In this screen test, Street prefers Inox over PVR

ET Intelligence Group: This year, the stock of India's second-largest multiplex by screen capacity, Inox LeisureNSE -0.45 %, has gained 28 per cent.




During the same period, the stock of the segment leader PVRNSE -0.52 % rose 2.8 per cent, reflecting the broader optimism about Inox.

Year-to-date, Bloomberg’s consensus earnings estimates show, that the estimated earnings per share (EPS) of Inox for FY20 has seen upgrades of 4 per cent, compared with 1.3 per cent for PVR.

But in the past one year, Inox has spelt out a clear strategy of adding 60-70 screens every year. Year-to-date, it has added 71 screens. At present, Inox has 570 screens, with a pipeline for an additional 857 screens in the coming years. This expansion is in strategic locations that can help boost average ticket prices in the coming quarters.

Properties at Atria Mall, Worli, and R-City, Ghatkopar, in Mumbai are examples of the location-focused expansion strategy.

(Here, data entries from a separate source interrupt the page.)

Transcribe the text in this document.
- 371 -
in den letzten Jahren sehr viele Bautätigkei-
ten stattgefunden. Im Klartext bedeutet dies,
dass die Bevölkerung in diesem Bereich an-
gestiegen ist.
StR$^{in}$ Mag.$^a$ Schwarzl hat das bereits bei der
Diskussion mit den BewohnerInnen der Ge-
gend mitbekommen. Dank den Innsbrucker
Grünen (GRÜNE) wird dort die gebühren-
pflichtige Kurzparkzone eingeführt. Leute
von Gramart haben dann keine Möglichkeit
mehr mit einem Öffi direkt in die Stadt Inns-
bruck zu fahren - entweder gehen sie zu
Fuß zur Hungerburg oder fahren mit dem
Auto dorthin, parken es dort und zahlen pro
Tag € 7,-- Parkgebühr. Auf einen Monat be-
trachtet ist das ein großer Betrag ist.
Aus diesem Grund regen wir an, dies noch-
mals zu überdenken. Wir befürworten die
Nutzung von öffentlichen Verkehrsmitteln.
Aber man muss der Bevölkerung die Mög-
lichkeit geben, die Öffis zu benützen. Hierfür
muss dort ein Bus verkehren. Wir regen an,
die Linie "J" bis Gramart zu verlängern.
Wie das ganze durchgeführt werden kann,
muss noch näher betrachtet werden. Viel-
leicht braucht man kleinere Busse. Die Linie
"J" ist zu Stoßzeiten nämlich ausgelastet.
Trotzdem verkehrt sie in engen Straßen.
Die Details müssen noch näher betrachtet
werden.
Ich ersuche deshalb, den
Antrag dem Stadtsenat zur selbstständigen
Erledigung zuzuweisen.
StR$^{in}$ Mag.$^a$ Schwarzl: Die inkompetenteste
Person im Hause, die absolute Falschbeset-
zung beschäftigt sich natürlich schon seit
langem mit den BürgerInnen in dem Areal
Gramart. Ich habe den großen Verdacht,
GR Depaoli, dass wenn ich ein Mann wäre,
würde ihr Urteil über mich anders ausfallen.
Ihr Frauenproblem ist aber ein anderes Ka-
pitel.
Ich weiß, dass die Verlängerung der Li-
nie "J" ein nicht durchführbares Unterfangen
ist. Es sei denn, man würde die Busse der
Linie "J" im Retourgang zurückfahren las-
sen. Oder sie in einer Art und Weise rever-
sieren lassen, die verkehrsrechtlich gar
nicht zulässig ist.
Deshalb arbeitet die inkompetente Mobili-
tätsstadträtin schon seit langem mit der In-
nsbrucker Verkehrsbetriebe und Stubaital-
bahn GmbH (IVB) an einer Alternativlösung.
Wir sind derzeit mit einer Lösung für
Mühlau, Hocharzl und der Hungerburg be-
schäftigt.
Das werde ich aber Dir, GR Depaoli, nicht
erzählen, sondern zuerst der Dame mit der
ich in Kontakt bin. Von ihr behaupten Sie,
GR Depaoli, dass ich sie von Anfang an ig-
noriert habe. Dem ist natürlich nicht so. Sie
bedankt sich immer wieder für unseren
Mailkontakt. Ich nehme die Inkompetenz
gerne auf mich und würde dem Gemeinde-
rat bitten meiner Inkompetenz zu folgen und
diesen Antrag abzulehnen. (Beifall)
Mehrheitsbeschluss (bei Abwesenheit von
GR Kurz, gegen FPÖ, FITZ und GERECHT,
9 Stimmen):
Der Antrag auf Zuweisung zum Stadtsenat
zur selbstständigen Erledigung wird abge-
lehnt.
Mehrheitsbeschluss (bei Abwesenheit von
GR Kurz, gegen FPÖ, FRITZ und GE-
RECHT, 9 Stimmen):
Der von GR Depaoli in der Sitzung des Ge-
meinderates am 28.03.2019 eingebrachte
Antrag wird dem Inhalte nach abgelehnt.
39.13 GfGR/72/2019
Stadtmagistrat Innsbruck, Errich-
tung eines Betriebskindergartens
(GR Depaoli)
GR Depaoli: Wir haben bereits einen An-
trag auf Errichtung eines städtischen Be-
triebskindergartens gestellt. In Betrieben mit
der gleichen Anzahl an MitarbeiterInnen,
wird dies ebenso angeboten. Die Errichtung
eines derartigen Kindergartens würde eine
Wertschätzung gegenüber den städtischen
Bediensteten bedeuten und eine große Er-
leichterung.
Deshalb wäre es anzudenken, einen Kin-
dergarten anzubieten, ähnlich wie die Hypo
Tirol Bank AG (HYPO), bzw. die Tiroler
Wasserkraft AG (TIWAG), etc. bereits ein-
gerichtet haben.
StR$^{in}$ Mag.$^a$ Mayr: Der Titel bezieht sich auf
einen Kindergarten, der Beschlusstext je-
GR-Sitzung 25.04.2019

Furthermore, advertising revenues have shown higher growth in the past three years after Inox raised advertising rates. Inox’s advertising revenue per admit in FY19 is estimated to be close to Rs 30, climbing from Rs 18 in FY17. Also the company’s spend per head on food and beverage has shown improvement and according to CLSA, its average spend on this count is higher than that for PVR. F&B spend per head grew in the range of about 6 per cent in the December 2018 quarter.